Wilfredo Lam at MoMA
Galerie Gmurzynska is working with the family of the late Cuban artist Wilfredo Lam on a 2025 solo retrospective at the Museum of Modern Art. “The MoMA was one of the first to purchase a major Lam piece, and The Jungle, probably his most famous painting, is in the MoMA,” Bscher says. She noted that the artist had a phenomenal show at the Asia Society during Art Basel Hong Kong in 2024, significant because Lam’s father had Cantonese roots.
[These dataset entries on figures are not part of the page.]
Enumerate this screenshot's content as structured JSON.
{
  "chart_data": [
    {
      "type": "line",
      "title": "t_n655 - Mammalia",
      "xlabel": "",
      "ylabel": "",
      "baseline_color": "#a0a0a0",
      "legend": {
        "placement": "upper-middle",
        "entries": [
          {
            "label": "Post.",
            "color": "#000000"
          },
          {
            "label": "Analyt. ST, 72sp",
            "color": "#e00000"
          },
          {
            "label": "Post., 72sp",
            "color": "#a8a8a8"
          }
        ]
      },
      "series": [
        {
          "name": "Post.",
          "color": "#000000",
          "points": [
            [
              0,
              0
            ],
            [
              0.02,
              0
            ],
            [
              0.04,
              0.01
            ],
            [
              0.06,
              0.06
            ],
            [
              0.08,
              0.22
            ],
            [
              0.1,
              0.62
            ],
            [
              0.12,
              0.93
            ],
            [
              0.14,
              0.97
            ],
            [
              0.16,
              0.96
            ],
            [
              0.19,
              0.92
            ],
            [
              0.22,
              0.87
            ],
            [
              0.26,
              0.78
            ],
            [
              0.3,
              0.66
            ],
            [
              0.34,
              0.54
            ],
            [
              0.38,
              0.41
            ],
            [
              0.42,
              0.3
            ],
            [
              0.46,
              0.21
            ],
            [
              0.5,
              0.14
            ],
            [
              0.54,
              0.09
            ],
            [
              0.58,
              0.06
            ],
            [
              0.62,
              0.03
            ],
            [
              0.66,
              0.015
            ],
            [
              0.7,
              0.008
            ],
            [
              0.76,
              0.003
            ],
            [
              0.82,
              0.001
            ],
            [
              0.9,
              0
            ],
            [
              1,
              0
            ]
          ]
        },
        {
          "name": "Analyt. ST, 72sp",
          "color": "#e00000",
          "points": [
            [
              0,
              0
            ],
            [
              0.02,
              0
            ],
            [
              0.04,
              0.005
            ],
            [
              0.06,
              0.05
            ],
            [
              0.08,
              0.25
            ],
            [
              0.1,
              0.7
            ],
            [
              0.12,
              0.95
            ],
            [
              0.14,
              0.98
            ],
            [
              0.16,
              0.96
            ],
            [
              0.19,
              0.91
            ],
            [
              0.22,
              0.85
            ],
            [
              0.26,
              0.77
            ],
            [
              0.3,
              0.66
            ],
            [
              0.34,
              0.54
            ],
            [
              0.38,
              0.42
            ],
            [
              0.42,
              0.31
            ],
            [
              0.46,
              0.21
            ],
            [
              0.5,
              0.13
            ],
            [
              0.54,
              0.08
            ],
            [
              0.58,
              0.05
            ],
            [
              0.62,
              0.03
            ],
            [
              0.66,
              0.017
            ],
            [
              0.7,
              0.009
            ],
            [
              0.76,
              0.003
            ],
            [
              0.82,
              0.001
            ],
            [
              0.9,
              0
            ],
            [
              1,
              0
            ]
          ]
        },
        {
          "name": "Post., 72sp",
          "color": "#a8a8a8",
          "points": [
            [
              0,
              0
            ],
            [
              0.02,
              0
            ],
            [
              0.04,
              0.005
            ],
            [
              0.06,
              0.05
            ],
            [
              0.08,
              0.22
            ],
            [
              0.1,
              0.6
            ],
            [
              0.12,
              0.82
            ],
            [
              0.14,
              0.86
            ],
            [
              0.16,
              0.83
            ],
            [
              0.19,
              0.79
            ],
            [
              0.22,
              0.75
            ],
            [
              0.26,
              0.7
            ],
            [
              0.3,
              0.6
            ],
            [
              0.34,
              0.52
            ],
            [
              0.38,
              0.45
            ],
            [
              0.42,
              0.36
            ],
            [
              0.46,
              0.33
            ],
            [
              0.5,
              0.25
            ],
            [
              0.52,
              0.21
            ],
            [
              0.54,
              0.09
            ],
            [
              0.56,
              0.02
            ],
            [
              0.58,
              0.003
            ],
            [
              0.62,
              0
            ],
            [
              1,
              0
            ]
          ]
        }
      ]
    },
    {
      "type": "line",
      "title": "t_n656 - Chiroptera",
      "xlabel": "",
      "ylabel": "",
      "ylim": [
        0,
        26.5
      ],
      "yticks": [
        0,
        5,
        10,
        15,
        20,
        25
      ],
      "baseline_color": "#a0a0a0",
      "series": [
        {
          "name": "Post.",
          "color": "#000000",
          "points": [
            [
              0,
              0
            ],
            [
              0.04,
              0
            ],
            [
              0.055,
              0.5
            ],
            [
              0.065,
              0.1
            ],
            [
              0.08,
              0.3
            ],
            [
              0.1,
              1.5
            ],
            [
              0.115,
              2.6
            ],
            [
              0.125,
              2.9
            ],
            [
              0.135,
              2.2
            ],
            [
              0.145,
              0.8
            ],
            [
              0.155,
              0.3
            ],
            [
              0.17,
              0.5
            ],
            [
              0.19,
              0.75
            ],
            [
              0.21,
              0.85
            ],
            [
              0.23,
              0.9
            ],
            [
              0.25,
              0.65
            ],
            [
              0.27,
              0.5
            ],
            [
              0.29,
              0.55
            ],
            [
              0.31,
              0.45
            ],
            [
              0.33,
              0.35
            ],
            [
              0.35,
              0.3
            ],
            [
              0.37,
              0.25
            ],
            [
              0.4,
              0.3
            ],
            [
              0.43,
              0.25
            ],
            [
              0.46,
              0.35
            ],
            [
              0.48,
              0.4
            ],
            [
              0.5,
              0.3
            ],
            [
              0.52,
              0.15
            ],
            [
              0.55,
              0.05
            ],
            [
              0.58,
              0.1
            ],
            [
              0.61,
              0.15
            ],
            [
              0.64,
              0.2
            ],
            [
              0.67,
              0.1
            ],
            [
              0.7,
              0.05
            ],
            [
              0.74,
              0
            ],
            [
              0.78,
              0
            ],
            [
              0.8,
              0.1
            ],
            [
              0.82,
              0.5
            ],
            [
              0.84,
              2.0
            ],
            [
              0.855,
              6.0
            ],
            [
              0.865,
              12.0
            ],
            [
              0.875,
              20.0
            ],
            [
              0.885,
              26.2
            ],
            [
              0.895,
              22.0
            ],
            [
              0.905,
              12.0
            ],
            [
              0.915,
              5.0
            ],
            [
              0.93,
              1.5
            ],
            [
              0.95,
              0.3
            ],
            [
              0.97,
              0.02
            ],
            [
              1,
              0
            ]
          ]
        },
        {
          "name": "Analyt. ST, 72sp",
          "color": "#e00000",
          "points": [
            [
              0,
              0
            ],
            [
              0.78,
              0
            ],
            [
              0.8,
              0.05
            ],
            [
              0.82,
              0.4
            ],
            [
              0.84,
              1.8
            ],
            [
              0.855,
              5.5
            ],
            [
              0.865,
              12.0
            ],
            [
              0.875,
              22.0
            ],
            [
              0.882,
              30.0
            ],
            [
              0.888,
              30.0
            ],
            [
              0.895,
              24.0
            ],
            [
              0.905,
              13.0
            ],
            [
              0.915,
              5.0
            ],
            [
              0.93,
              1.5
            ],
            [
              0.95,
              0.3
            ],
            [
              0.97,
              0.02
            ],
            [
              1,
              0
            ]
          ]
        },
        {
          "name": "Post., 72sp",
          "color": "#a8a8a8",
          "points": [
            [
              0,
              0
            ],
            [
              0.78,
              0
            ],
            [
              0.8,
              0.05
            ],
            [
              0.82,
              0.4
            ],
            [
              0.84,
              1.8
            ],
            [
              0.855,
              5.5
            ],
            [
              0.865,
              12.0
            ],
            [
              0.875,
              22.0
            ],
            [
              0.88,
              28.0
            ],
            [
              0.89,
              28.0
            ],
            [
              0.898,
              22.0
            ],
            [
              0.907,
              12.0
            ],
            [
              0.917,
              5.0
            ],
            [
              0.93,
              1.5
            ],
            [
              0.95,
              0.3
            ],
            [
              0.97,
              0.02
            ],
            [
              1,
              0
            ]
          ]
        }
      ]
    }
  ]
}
Third Generation Woman-Owned Gallery
Bscher is from the third generation of her family to run Galerie Gmurzynska, which was founded by her grandmother, Antonina Gmurzynska, in Cologne, Germany. Isabelle’s mother, Krystyna Gmurzynska, took over the gallery in 1985 and relocated the flagship to Switzerland in 2005. Mother and daughter now work together. With four locations — two in Zurich, one in Zug, Switzerland, and another in New York City — they represent major modern artists like Picasso, Miró, Kandinsky, Christo, and Louise Nevelson, as well as Karl Lagerfeld’s photography, Sylvester Stallone’s paintings, and architects Zaha Hadid and Richard Meier, who once designed the gallery’s booth at Art Basel Miami.
Bscher grew up in the gallery, which was connected to the family’s house in its early years in Cologne, and she was surrounded by priceless Picassos and glittering art-world personalities. At various art fairs she has collaborated with renowned creatives like Baz Luhrmann and the late Germano Celant, former artistic director of the Prada Foundation, on designing her gallery’s booths.
“We’re very well known for working with creative geniuses who might be from other backgrounds, like Zaha Hadid,” Bscher explains. In fact, the gallery’s Paradeplatz location in Zurich houses the late architect’s very last interior project, a design for a 2016 exhibition celebrating Dada master Kurt Schwitters.